"Nos vies désaccordées", de Gaëlle Josse : le piano d’Orphée

J’ai soudain compris, au milieu de ce récit émouvant, ce qu’il me rappelait : certains romans à triple fonds de Kundera, où le narrateur voit son existence décousue et retournée comme un gant. La Plaisanterie, en particulier, dont Lucie, l’inatteignable héroïne, ressemble comme une sœur à Sophie Laroche. Ce nom ne dit que l’apparente solidité des êtres opaques et friables sur lesquels chacun voudrait bâtir. François Vallier mettra quant à lui des années à redescendre du sommet d’indifférence où la vie, tel un déluge, l’a échoué : a-t-on idée de porter le nom d’un sommet des Pyrénées ?

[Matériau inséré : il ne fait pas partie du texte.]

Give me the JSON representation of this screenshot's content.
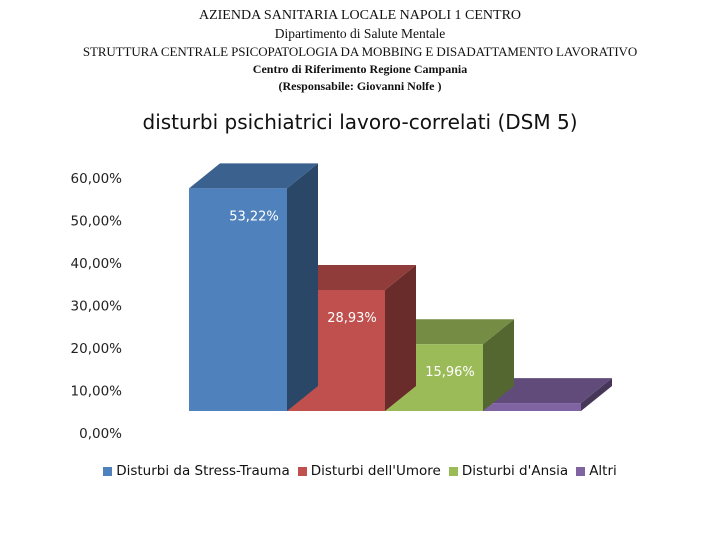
{
  "header": {
    "line1": "AZIENDA SANITARIA LOCALE NAPOLI 1 CENTRO",
    "line2": "Dipartimento di Salute Mentale",
    "line3": "STRUTTURA CENTRALE PSICOPATOLOGIA DA MOBBING E DISADATTAMENTO LAVORATIVO",
    "line4": "Centro di Riferimento Regione Campania",
    "line5": "(Responsabile: Giovanni Nolfe )"
  },
  "chart_data": {
    "type": "bar",
    "style": "3d",
    "title": "disturbi psichiatrici lavoro-correlati   (DSM 5)",
    "xlabel": "",
    "ylabel": "",
    "ylim": [
      0,
      60
    ],
    "yticks": [
      "0,00%",
      "10,00%",
      "20,00%",
      "30,00%",
      "40,00%",
      "50,00%",
      "60,00%"
    ],
    "grid": false,
    "legend_position": "bottom",
    "series": [
      {
        "name": "Disturbi da Stress-Trauma",
        "value": 53.22,
        "label": "53,22%",
        "color": "#4f81bd"
      },
      {
        "name": "Disturbi dell'Umore",
        "value": 28.93,
        "label": "28,93%",
        "color": "#c0504d"
      },
      {
        "name": "Disturbi d'Ansia",
        "value": 15.96,
        "label": "15,96%",
        "color": "#9bbb59"
      },
      {
        "name": "Altri",
        "value": 1.89,
        "label": "",
        "color": "#8064a2"
      }
    ]
  }
}
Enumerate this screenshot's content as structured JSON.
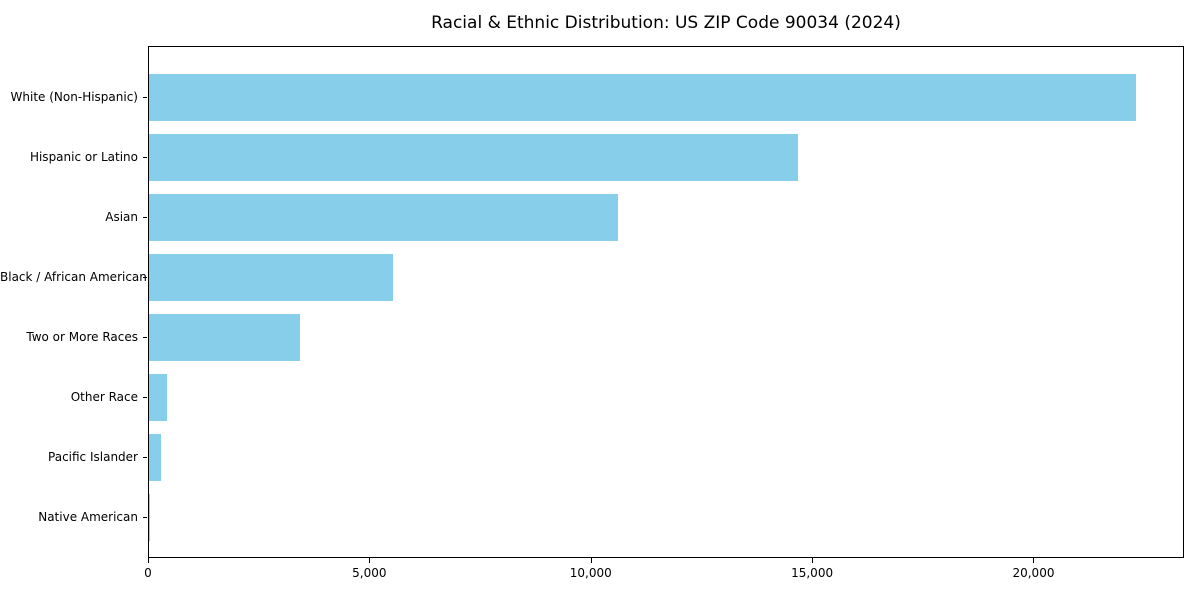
{
  "chart_data": {
    "type": "bar",
    "orientation": "horizontal",
    "title": "Racial & Ethnic Distribution: US ZIP Code 90034 (2024)",
    "categories": [
      "White (Non-Hispanic)",
      "Hispanic or Latino",
      "Asian",
      "Black / African American",
      "Two or More Races",
      "Other Race",
      "Pacific Islander",
      "Native American"
    ],
    "values": [
      22300,
      14650,
      10600,
      5500,
      3400,
      400,
      270,
      30
    ],
    "xlabel": "",
    "ylabel": "",
    "xlim": [
      0,
      23400
    ],
    "xticks": [
      0,
      5000,
      10000,
      15000,
      20000
    ],
    "xtick_labels": [
      "0",
      "5,000",
      "10,000",
      "15,000",
      "20,000"
    ],
    "bar_color": "#87CEEB",
    "grid": false,
    "legend": null,
    "background": "#FFFFFF"
  }
}
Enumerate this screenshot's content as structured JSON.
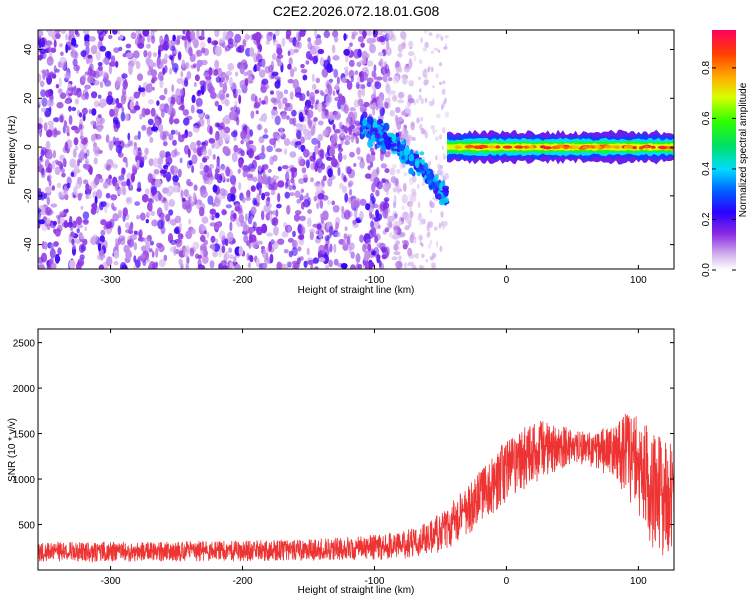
{
  "figure_title": "C2E2.2026.072.18.01.G08",
  "colors": {
    "snr_line": "#ee3333",
    "axis": "#000000",
    "background": "#ffffff"
  },
  "chart_data": [
    {
      "type": "heatmap",
      "title": "C2E2.2026.072.18.01.G08",
      "xlabel": "Height of straight line (km)",
      "ylabel": "Frequency (Hz)",
      "xlim": [
        -355,
        127
      ],
      "ylim": [
        -50,
        48
      ],
      "xticks": [
        -300,
        -200,
        -100,
        0,
        100
      ],
      "xtick_labels": [
        "-300",
        "-200",
        "-100",
        "0",
        "100"
      ],
      "yticks": [
        -40,
        -20,
        0,
        20,
        40
      ],
      "ytick_labels": [
        "-40",
        "-20",
        "0",
        "20",
        "40"
      ],
      "colorbar": {
        "label": "Normalized spectral amplitude",
        "range": [
          0,
          0.95
        ],
        "ticks": [
          0.0,
          0.2,
          0.4,
          0.6,
          0.8
        ],
        "tick_labels": [
          "0.0",
          "0.2",
          "0.4",
          "0.6",
          "0.8"
        ]
      },
      "regions": [
        {
          "name": "noise",
          "x_range": [
            -355,
            -70
          ],
          "frequency_range": [
            -50,
            48
          ],
          "amplitude": 0.12
        },
        {
          "name": "sparse-noise",
          "x_range": [
            -70,
            -45
          ],
          "frequency_range": [
            -50,
            48
          ],
          "amplitude": 0.03
        },
        {
          "name": "transition",
          "x_range": [
            -110,
            -45
          ],
          "frequency_start": 8,
          "frequency_end": -22,
          "amplitude": 0.3
        },
        {
          "name": "carrier",
          "x_range": [
            -45,
            127
          ],
          "frequency": 0,
          "amplitude": 0.9
        }
      ]
    },
    {
      "type": "line",
      "xlabel": "Height of straight line (km)",
      "ylabel": "SNR (10 * v/v)",
      "xlim": [
        -355,
        127
      ],
      "ylim": [
        0,
        2650
      ],
      "xticks": [
        -300,
        -200,
        -100,
        0,
        100
      ],
      "xtick_labels": [
        "-300",
        "-200",
        "-100",
        "0",
        "100"
      ],
      "yticks": [
        500,
        1000,
        1500,
        2000,
        2500
      ],
      "ytick_labels": [
        "500",
        "1000",
        "1500",
        "2000",
        "2500"
      ],
      "series": [
        {
          "name": "SNR",
          "envelope": {
            "x": [
              -355,
              -300,
              -250,
              -200,
              -150,
              -110,
              -80,
              -60,
              -50,
              -40,
              -30,
              -20,
              -10,
              0,
              10,
              20,
              30,
              40,
              50,
              60,
              70,
              80,
              90,
              100,
              110,
              120,
              127
            ],
            "mean": [
              200,
              200,
              205,
              210,
              220,
              240,
              270,
              330,
              420,
              520,
              650,
              800,
              950,
              1100,
              1200,
              1280,
              1330,
              1350,
              1350,
              1340,
              1320,
              1300,
              1280,
              1150,
              900,
              800,
              900
            ],
            "spread": [
              220,
              220,
              220,
              230,
              240,
              260,
              300,
              380,
              450,
              500,
              550,
              600,
              650,
              700,
              700,
              700,
              650,
              500,
              400,
              350,
              450,
              600,
              900,
              1100,
              1300,
              1400,
              1300
            ]
          }
        }
      ]
    }
  ]
}
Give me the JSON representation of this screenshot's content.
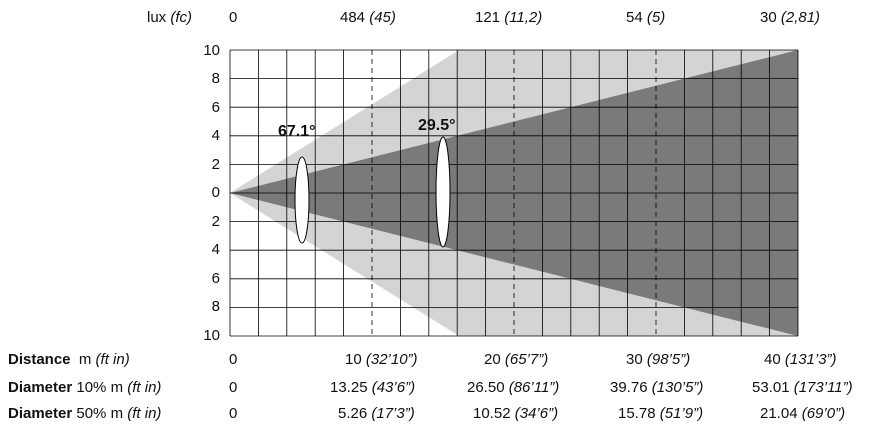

C’est au pied de ce massif, dans une clinique psychiatrique à mi-chemin de l’Endenich schumannien et du château kafkaïen, que Gaëlle Josse – révélée en 2011 avec Les Heures silencieuses – prépare l’ultime rencontre de ces deux infirmes que sont Sophie et François, la muette et l’aveugle, l’artiste née et le pianiste professionnel. Le mot suspense convient mal pour décrire le mélange de remords, de désir et d’angoisse qui étreint le lecteur à mesure qu’il remonte, en larmes, leur chemin d’incompréhension.

« La musique de nos vies parfois nous échappe. Comment la retrouver ? » C’est tout le sens, en effet, de ce patient voyage d’Orphée au pays de l’amour perdu.

 

Olivier Philipponnat

 

Gaëlle Josse, Nos vies désaccordées, Autrement, mars 2012, 144 p., 13 €.